In an interesting twist, the city council forced Wal-Mart into reporting confidential sales figures, which were then leaked to The Guelph Mercury, their local newspaper. After the figures were printed, Wal-Mart took legal action against the newspaper, and lost.

The Wal-Mart question became a central issue in the last municipal election, with First Pro's subsidiary giving campaign contributions to mayoral and council candidates who were seen to be pro-development. Characterized as an anti-Wal-Mart candidate, Farbridge lost her bid for re-election. It remains to be seen what effect this will have on the Wal-Mart decision.

Unfinished business

And now it's over. Gone are the nights spent sleeping nine at a time on some stranger's floor, and gone too are the struggles and joys of the temporary communal lifestyle. All we are left with now are memories of sudden snowstorms in Winnipeg, secretly sympathetic Wal-Mart associates in Lethbridge, and sneaking into the Victoria Day parade in Victoria.

But from this finality rises a sense of incompleteness, of knowing that while the trip may be finished, the work has only just begun.
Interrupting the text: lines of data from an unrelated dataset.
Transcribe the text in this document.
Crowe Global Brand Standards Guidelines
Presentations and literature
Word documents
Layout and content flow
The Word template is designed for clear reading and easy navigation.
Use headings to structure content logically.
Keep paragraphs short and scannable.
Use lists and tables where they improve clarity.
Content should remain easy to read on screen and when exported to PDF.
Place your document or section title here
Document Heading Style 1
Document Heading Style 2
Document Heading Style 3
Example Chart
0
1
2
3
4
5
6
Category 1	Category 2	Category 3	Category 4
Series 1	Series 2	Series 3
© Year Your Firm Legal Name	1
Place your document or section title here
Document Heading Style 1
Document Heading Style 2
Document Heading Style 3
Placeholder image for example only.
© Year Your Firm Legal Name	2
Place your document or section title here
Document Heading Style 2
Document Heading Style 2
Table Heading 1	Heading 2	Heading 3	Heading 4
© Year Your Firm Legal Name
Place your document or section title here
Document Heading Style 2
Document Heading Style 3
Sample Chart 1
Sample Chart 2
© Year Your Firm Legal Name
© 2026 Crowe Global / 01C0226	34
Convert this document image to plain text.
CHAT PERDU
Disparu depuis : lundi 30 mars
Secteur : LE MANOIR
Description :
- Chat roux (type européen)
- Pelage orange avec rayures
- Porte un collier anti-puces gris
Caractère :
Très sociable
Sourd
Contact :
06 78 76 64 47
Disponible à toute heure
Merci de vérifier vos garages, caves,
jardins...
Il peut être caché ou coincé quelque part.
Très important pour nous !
Wal-Mart was not constructed in 28 days, and it's unlikely that a tour of the same length will have any appreciable impact on the company's policies and practices.

With this in mind, some tour members have begun work on a book and the Wal-Mart Information Network, which aims to unite people in communities like Guelph with other communities who are also trying to keep the company out of their town. After all, if you're going to go up against a company that employs more people than the U.S. Army, you're going to need a little help.

To learn more about the Wal-Town tour, or about the up and coming Wal-Mart Information Network, go to www.wal-town.com

The belly of the beast

>> In the Green Zone of a Wal-Mart shareholders' meeting

I was just getting used to the slow-moving vibe of Vancouver Island when I got a phone call from Sergeo Kirby, one of the documentary filmmakers on the tour.

"We need you to buy a stock in Wal-Mart and come to Fayetteville for the shareholder's meeting," he said. So I did. I flew into Winnipeg and began the due south drive to Arkansas that very night. We didn't stop for sleep until we arrived 20 hours later in Bentonville, site of Wal-Mart's head office.

The Bentonville-Fayetteville axis is a sprawling, 25-mile long mass of gated communities and parking lots - a tableau of the future promised by the big-box culture. Sergeo and his cameraman Keith Pattington, kept the cameras rolling for 20 minutes as we drove along, not once leaving the strip-mall, big-box, chain-restaurant reality of the roadside. There was a noticeable absence of small grocery stores, or small stores of any kind for that matter.

The next morning I donned my suit and drove to the Bud Walton Arena. The place was saturated with police, and it wasn't long before an officer approached me as I neared the doorway. I was taken inside and my bag was searched.

"Are these bomb-sniffin' dogs?" I asked, motioning to a pooch draped in K-9 fatigues.

The cop wasn't very forthcoming. "Just dogs," he said, as I noticed a pair of soldiers carrying large, camouflage rifle bags.

Just dogs, huh? I suppose the snipers were just there for target practice as well.

Dogs and snipers aside, I managed to get into the meeting without much hassle, and was greeted to a dark indoor stadium with a big screen television suspended in the middle. I watched an 85 per cent majority of shareholders defeat six "activist" motions, ranging from mandatory labelling of GMOs to an annual sustainability audit. Meanwhile, these same people asked their executives to shorten line-ups at store counters and wondered aloud about when their stock would pay out dividends.

There, sitting among 16,000 cheering Wal-Mart associates and shareholders, the reality of the problem became strikingly clear. In a bubble protected by animals and bullets, it's difficult to imagine how anybody could think outside of the box.